An adjustable band buckles around the top of the stomach, narrowing the opening to the remainder of the stomach. In surgery, the band is placed at the top of the stomach, creating approximately a one ounce “pouch” where food enters the stomach. The band has a balloon on its inner surface, allowing the size of the opening to the lower part of the stomach to be adjusted. The adjustments are done by inserting a needle into the port underneath the skin of the abdomen; the port is connected by tubing to the balloon on the inner surface of the band. Injecting more fluid causes the balloon to inflate and narrows the channel for food. Removing fluid deflates the balloon and widens the channel for food to pass through. The concept is to create anatomy that “tricks” the body into thinking that “I’m full and satisfied” when only the small pouch above the band is full, providing a sensation of fullness after a very small meal.

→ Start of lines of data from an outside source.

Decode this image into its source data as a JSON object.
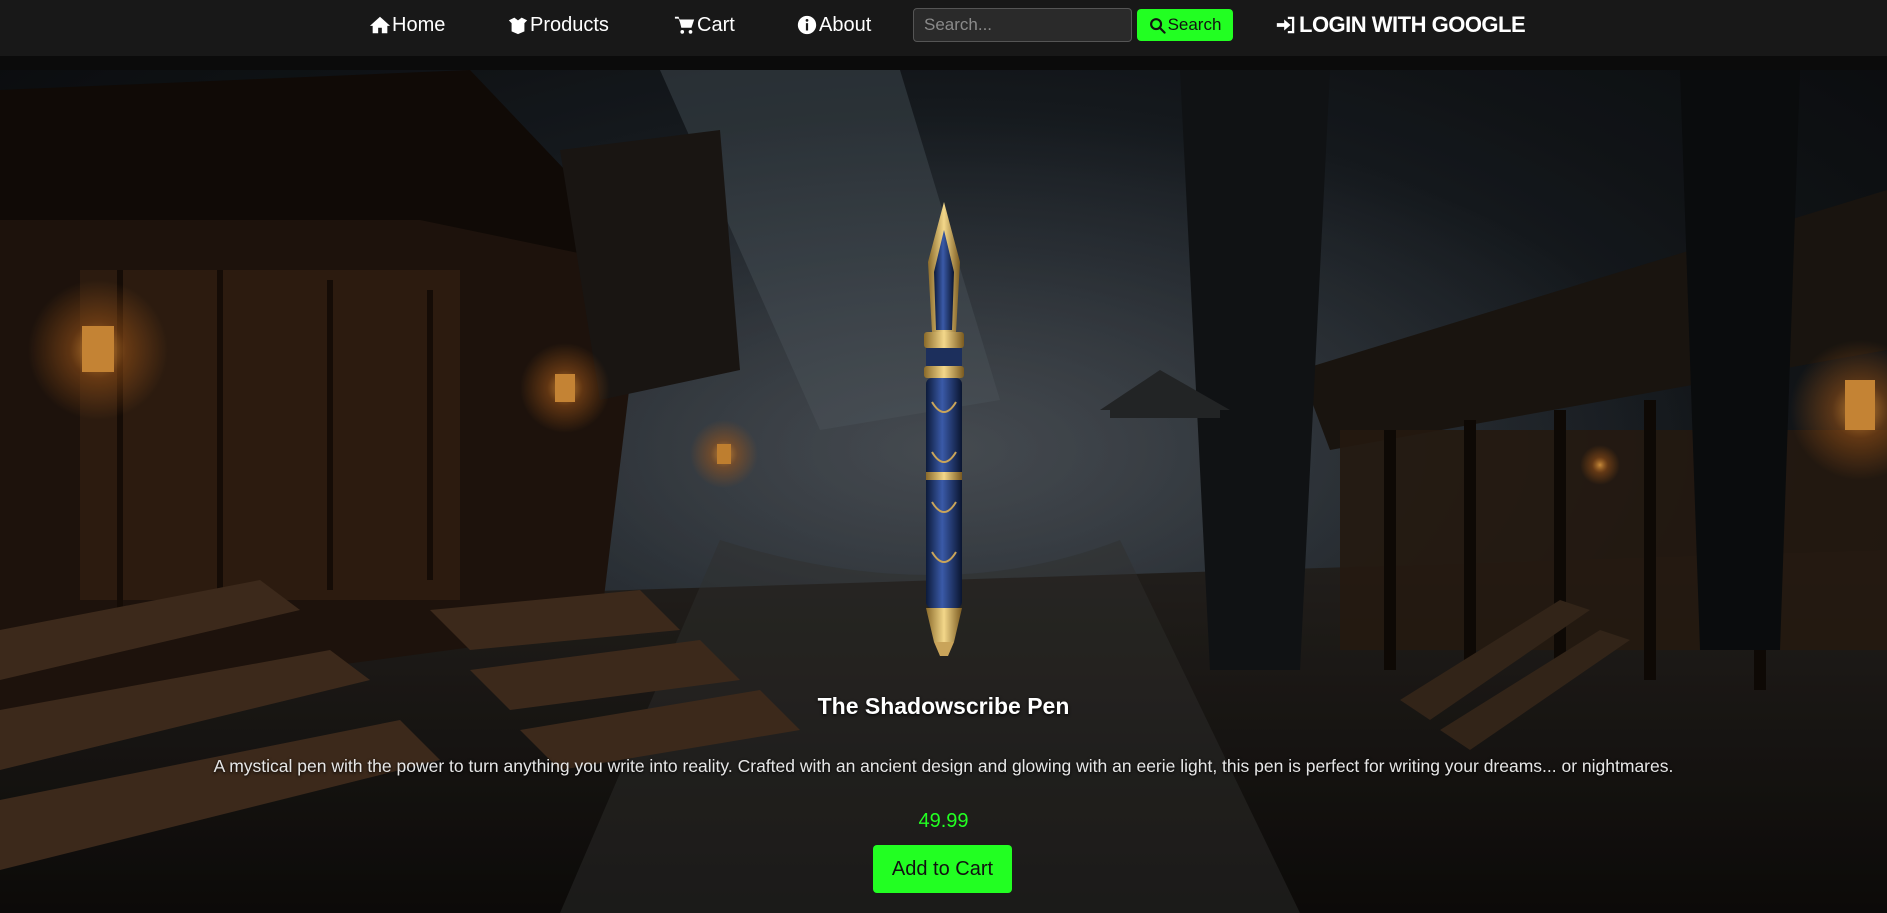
{
  "nav": {
    "home_label": "Home",
    "products_label": "Products",
    "cart_label": "Cart",
    "about_label": "About",
    "login_label": "LOGIN WITH GOOGLE"
  },
  "search": {
    "placeholder": "Search...",
    "button_label": "Search"
  },
  "product": {
    "title": "The Shadowscribe Pen",
    "description": "A mystical pen with the power to turn anything you write into reality. Crafted with an ancient design and glowing with an eerie light, this pen is perfect for writing your dreams... or nightmares.",
    "price": "49.99",
    "add_to_cart_label": "Add to Cart"
  },
  "colors": {
    "accent": "#22ff22",
    "navbar": "#181818"
  }
}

- With the adjustable gastric band, no cutting, reconnecting or re-routing of the stomach or intestines occurs.
- The procedure does not permanently alter the digestive organs, and the band can be removed if needed.
- Weight loss is often less than that of other weight loss surgery options. Estimated excess body weight loss at two years after surgery is about 40 to 50 percent.
- Patients will need to be seen every six to eight weeks for the first year or so after surgery to achieve adequate device adjustment.
- Patients are required to take life-long nutritional supplements to prevent any nutrient deficiencies.